London 2012: The Church Olympics

They called it More Than Gold

And the biblical reference is a verse from Psalm 19: “The judgments of the Lord are more precious than gold, of much gold.”  

The precious metal of which we are speaking, however, is particularly special: the gold in question is indeed that of the medal every child dreams of from the moment they take their first steps on a playground. 

The motto More Than Gold was selected by the ecumenical organization that is helping Christian Churches in Britain engage with the 2012 Olympic Games in London, scheduled from 27 July to 12 August.

Helping your church make the most out of the 2012 Gamesis the typical sport slogan chosen for this organisation which unites Christians of various denominations. 

The initiative has two main objectives: to encourage members of parishes to help organise events and to take the opportunity offered by this great moment of celebration, to convey a spiritual message to their own country and to the world. 

The range of proposals made by More Than Gold to the British Christian community is quite broad and - in the spirit which has been suggested by the IOC for years – looks both towards the Olympics and the Paralympics, i.e. competitions for athletes with disabilities to be held in the same locations from 29 August to 9 September. 

Initiatives range from organizing local parties during the passage of the Olympic torch, to the willingness to host at home the families of athletes who could not afford another type of accommodation.  

One particular proposal is that of the Games Pastors, volunteers who will provide their services to the public in stadiums and other important locations in London that people will be passing through, as a way to show everyone the love of Christ.” 
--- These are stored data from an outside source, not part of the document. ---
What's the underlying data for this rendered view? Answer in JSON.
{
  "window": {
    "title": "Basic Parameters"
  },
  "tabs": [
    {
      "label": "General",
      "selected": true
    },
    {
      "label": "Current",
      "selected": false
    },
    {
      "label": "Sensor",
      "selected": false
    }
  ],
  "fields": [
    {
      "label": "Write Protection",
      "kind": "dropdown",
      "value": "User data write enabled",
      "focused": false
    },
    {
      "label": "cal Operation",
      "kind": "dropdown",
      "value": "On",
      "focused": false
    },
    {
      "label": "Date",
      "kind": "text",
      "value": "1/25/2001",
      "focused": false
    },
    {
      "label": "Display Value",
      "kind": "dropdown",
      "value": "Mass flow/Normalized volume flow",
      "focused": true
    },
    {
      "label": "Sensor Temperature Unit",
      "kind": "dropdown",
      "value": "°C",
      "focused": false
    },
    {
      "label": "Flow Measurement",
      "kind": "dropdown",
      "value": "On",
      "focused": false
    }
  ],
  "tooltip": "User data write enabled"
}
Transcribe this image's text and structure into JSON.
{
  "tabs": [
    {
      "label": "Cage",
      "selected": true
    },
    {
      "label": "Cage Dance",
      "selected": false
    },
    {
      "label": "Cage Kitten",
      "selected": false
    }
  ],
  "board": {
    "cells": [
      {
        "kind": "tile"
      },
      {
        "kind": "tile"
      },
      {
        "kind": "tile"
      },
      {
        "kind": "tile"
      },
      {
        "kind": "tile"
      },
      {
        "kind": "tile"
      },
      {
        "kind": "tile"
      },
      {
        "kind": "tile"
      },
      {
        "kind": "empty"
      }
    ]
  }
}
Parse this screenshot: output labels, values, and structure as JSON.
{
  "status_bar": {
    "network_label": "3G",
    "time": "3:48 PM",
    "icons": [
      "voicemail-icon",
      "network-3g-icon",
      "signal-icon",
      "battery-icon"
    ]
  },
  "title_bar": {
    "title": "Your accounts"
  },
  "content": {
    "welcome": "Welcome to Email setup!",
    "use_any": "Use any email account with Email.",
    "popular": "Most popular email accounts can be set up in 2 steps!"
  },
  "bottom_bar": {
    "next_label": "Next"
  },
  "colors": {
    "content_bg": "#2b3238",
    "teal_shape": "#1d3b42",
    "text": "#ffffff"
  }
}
They will provide information and logistical support like everyone else, but they will do so by following the evangelical tradition of Street Pastors, who look to help from the next as a form of proclamation of the Gospel.

Another interesting aspect of the organisation's initiatives is that of prayer: More than Gold has created ​​a subsidy that can be downloaded from the website for free, through which it has invited all Christians to pray, also communally, for the Olympics, so that they can really be a time of spiritual growth. 

Many hints are offered in passages from the Old and New Testaments: What does it mean for the people of Israel to celebrate an event? Which victory counts? How does a Country accommodate those coming from other Countries? How can people get together and really form one body, as St. Paul suggests?

The English Catholic Church is also participating in the More Than Gold initiative.  And as part of this process, a few weeks ago the Archbishop of Westminster, Mgr. Vincent Nichols visited the Olympic Park, a former disused industrial area spanning over 200 acres in East London which has been refurbished to accommodate competition facilities and residences for athletes. 

“The Olympics and Paralympics - Nichols said - represent a great opportunity for us all. This type of major sporting event generates lots of ideas and successful initiatives, particularly for young people, reminding everyone of the importance of good health, the dignity of our bodies and the fact that attention to our physical well-being has a spiritual meaning. The example of the many athletes who train every day in preparation for these games reminds us that even in our daily lives we need some good habits and routines to get the most from the talent that God gave us.”
The Olympics has also presented the English Catholic Church with an opportunity to launch its own project specific focus on sports:  in conjunction with the London Games in fact, the John Paul II Foundation for Sports was founded above all to make sports a place of education and for meeting people, overcoming existing conflicts in suburbs of large cities in England. 

In addition to coordinating the activities of existing Catholic sports centres, the Foundation is promoting the construction of new facilities in parishes and schools in the diocese of Westminster, Southwark and Brentwood, the three local churches inside the perimeter of which the Olympic races will take place.

Furthermore,  for the 2012 Games the John Paul II Foundation for Sports has set itself the target of revitalizing the idea of the Olympic Truce, the tradition according which in ancient Greece during the Olympics all the wars were suspended. 

To bring this back to today's world an event is being organized in Trafalgar Square for June 9th, exactly 50 days before the Games.  

”We want to encourage a change of culture: from conflict to competition - says the chairman of the Foundation, Monsignor Vlad Felzmann - encourage gangs to become teams and show what already today in London is helping young people to achieve peace through sport.”